Another factor in the increasing success of the pro-life movement: Yoest says that the pro-abortion side is not able to make philosophical arguments, especially after the advent of the sonogram.

“I love to refer people to an article [pro-choice feminist writer] Naomi Wolf wrote in the 1990s,” said Yoest. “She said that the feminist movement would have to come to terms with the fact that there is a real death involved in every abortion.”

Wolf took a lot of criticism, but ultimately she did not convince feminists to face the reality of abortion, Yoest said, and instead of confronting the issue, the feminist movement sought to get around it by such evasions as developing “grieving cards” for women who have had abortions. “Any time you push them on the philosophical underpinning of the abortion issue, they shift, weave, dodge and refuse to address the issue,” she said. “They have no intellectual argument. It’s all smoke and mirrors.”

There is also a growing youth component in the pro-life movement. Yoest calls them the “post-sonogram generation” and notes that, for many, their first baby picture was a sonogram proudly displayed on the refrigerator.
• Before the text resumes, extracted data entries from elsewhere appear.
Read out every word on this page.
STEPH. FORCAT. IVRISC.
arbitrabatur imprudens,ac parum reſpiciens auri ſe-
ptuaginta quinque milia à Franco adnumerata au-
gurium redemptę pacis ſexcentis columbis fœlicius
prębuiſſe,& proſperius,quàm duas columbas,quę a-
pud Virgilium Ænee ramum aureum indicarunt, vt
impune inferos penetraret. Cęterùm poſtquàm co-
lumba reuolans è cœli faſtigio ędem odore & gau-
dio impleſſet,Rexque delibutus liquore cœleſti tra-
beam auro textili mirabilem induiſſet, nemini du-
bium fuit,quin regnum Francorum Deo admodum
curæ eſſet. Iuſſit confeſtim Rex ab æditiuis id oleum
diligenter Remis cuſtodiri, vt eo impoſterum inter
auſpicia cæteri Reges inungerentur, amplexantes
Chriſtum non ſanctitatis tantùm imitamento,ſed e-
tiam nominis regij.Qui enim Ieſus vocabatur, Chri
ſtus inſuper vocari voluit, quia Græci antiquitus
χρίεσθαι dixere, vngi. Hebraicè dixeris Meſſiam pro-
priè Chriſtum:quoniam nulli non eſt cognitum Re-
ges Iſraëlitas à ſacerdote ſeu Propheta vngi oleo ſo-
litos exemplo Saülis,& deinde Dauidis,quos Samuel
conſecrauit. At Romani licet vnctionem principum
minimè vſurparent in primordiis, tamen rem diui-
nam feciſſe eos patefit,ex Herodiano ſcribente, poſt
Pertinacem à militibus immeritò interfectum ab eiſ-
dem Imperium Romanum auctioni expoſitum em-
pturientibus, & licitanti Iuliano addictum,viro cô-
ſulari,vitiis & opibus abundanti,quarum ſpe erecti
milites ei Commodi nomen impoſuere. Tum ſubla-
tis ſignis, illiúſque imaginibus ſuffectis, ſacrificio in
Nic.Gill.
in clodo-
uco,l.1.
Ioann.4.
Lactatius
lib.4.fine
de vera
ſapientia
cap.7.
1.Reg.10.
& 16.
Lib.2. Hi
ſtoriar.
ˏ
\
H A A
And then there’s the 2012 presidential race.

Yoest and her husband, Jack, a management consultant and adjunct professor at The Catholic University of America, were active in the Mike Huckabee presidential campaign in 2008. She was a senior advisor to Huckabee. The Yoests attend an Anglican church in Virginia.

Yoest is asked about the idea that the life issues should take a back seat in 2012. “The race will be between a president who has a radical abortion agenda and what will most likely be a pro-life nominee on the Republican side,” she said. “You see a lot of establishment Republicans who are afraid of the issue. Our mission as pro-lifers is to educate them about what the majority of the American people believe about abortion.”

Register correspondent Charlotte Hays writes from Washington, D.C.